Wednesday, August 05, 2009

Documents versus contextual information

Well.. Let me start by asking for your needs. If you say that its for legal purposes and is to be used for documentation together with a digital signature or strictly for printing I would tend to suggest the document approach. I any other case I would recommend storing you information in a contextual manner.

A document is basically a black box where you can dump your data. You can find your data by a folderpath and a filename. Thats basically what metadata you get for your document. For me I might as well put the document straight in the trashcan because I know I won't be able to find the document when I need it in a month when there are several versions of the document and a lot of documents have been written since.

The contextual information is different. I'm in particullar thinking of wikis. Here information is normalised to its 3rd degree, not being repeated. When you need the information somewhere you just make a reference to it.

It's an uneven match. Is your information to be used or are they just to be archived.


  1. To some extend I agree with you. Word documents, PDF documents, and images are examples of what researchers refer to as hypermedia dead-ends. Once you end up in such a document, you're stuck. A wiki, on the other hand, is an interlinked web of information, *possibly* normalized to 3NF. Unfortunately, all information must now exist within the wiki, and be expressed in its simple (compared to Word) markup language.

    Perhaps a middle ground would be to use a document-oriented database. With Couch DB, for instance, key/value pairs can be associated with a document, and version history retained. Pure document-oriented databases haven't really caught on, though. A SharePoint document library is probably the closest most people get to a document-oriented database.

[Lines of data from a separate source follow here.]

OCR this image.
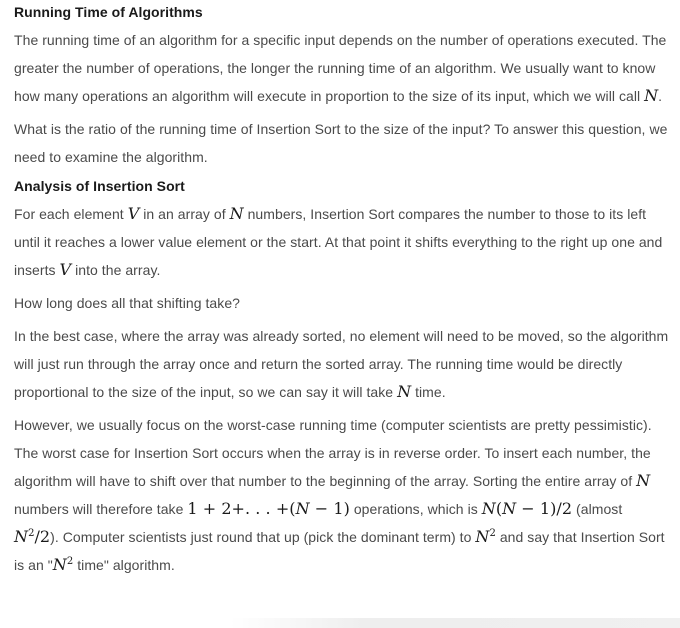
Running Time of Algorithms

The running time of an algorithm for a specific input depends on the number of operations executed. The greater the number of operations, the longer the running time of an algorithm. We usually want to know how many operations an algorithm will execute in proportion to the size of its input, which we will call N.

What is the ratio of the running time of Insertion Sort to the size of the input? To answer this question, we need to examine the algorithm.

Analysis of Insertion Sort

For each element V in an array of N numbers, Insertion Sort compares the number to those to its left until it reaches a lower value element or the start. At that point it shifts everything to the right up one and inserts V into the array.

How long does all that shifting take?

In the best case, where the array was already sorted, no element will need to be moved, so the algorithm will just run through the array once and return the sorted array. The running time would be directly proportional to the size of the input, so we can say it will take N time.

However, we usually focus on the worst-case running time (computer scientists are pretty pessimistic). The worst case for Insertion Sort occurs when the array is in reverse order. To insert each number, the algorithm will have to shift over that number to the beginning of the array. Sorting the entire array of N numbers will therefore take 1 + 2+. . . +(N − 1) operations, which is N(N − 1)/2 (almost $N^2/2$). Computer scientists just round that up (pick the dominant term) to $N^2$ and say that Insertion Sort is an "$N^2$ time" algorithm.
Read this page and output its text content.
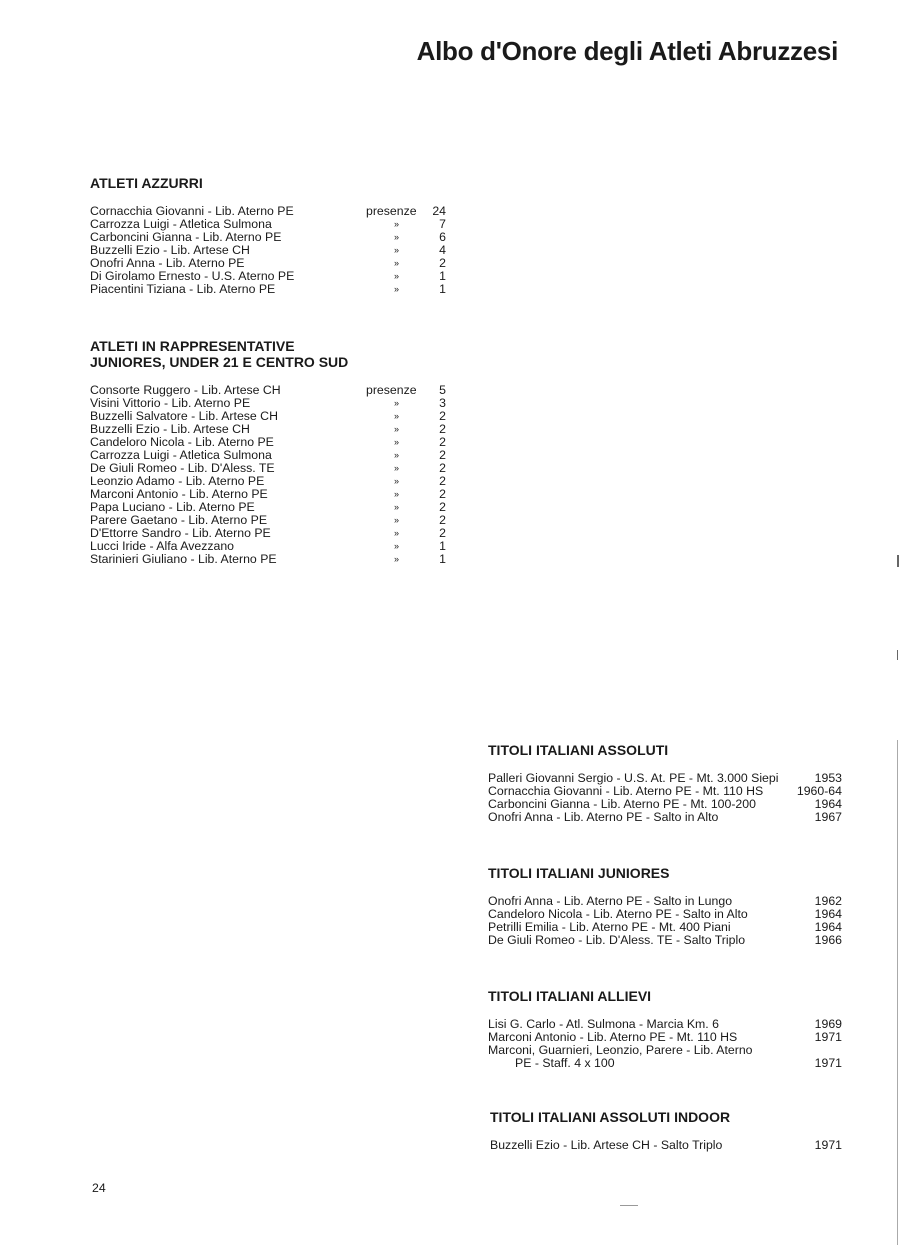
Albo d'Onore degli Atleti Abruzzesi
ATLETI AZZURRI
Cornacchia Giovanni - Lib. Aterno PE	presenze 24
Carrozza Luigi - Atletica Sulmona	»	7
Carboncini Gianna - Lib. Aterno PE	»	6
Buzzelli Ezio - Lib. Artese CH	»	4
Onofri Anna - Lib. Aterno PE	»	2
Di Girolamo Ernesto - U.S. Aterno PE	»	1
Piacentini Tiziana - Lib. Aterno PE	»	1
ATLETI IN RAPPRESENTATIVE
JUNIORES, UNDER 21 E CENTRO SUD
Consorte Ruggero - Lib. Artese CH	presenze 5
Visini Vittorio - Lib. Aterno PE	»	3
Buzzelli Salvatore - Lib. Artese CH	»	2
Buzzelli Ezio - Lib. Artese CH	»	2
Candeloro Nicola - Lib. Aterno PE	»	2
Carrozza Luigi - Atletica Sulmona	»	2
De Giuli Romeo - Lib. D'Aless. TE	»	2
Leonzio Adamo - Lib. Aterno PE	»	2
Marconi Antonio - Lib. Aterno PE	»	2
Papa Luciano - Lib. Aterno PE	»	2
Parere Gaetano - Lib. Aterno PE	»	2
D'Ettorre Sandro - Lib. Aterno PE	»	2
Lucci Iride - Alfa Avezzano	»	1
Starinieri Giuliano - Lib. Aterno PE	»	1
TITOLI ITALIANI ASSOLUTI
Palleri Giovanni Sergio - U.S. At. PE - Mt. 3.000 Siepi	1953
Cornacchia Giovanni - Lib. Aterno PE - Mt. 110 HS	1960-64
Carboncini Gianna - Lib. Aterno PE - Mt. 100-200	1964
Onofri Anna - Lib. Aterno PE - Salto in Alto	1967
TITOLI ITALIANI JUNIORES
Onofri Anna - Lib. Aterno PE - Salto in Lungo	1962
Candeloro Nicola - Lib. Aterno PE - Salto in Alto	1964
Petrilli Emilia - Lib. Aterno PE - Mt. 400 Piani	1964
De Giuli Romeo - Lib. D'Aless. TE - Salto Triplo	1966
TITOLI ITALIANI ALLIEVI
Lisi G. Carlo - Atl. Sulmona - Marcia Km. 6	1969
Marconi Antonio - Lib. Aterno PE - Mt. 110 HS	1971
Marconi, Guarnieri, Leonzio, Parere - Lib. Aterno
PE - Staff. 4 x 100	1971
TITOLI ITALIANI ASSOLUTI INDOOR
Buzzelli Ezio - Lib. Artese CH - Salto Triplo	1971
24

    Key/value pairs in the form of columns are quickly added to a SharePoint document library. The problem with tagging -- used here in the broad sense meaning any manually entered metadata -- is that it's not utilized within an organization. Organizations are too small to leverage the crowd in the way Dan Bricklin explains in his The Cornucopia of the Commons essay.

  2. Hi Ronnie,

    I think the simple markup, is part of the reason for wiki's success. What you often see in large collection of word documents, is that people use different markup for the same semantic thing. In it's extreme people use different fonts, sizes, ... for headings. But also people change font sizes or colors in the middle of the text. It often looks like hell. In my experience it requires too much discipline to get everybody to strictly follow a template document. If *useble* templates even exists within an organization. To sum up, people cannot handle all the flexibility words gives them, so better put them in the wiki-markup straight jacket.

    Even if, you got a good templates, it is next to impossible to change the layout, as you got a ton of old documents, which keeps the old style. In a wiki it is different. As users usually express things like "this is a heading level 2", "this text is emphasized", ... then it becomes easy to change the layout of all documents at once.

    Also, how much markup do you really need? Besides tables I rarely miss any word features in wikis. Here I assume that images can be handled by your wiki.

    Though I do not know how much it is used, having simpler but fairly consistent markup, makes the job of internal company search engines easier. They can infer that a words marked with "emphasize" or "heading 2" is more important than un-marked-up text. To my knowledge, this is standard behavior for Internet wide search engines, so maybe internal search engines uses it too.

    Finally, using a wiki do not mean everything must go there. You can use a wiki for 95% of your documents, and put the rest in Word, when the wiki functionality is not good enough.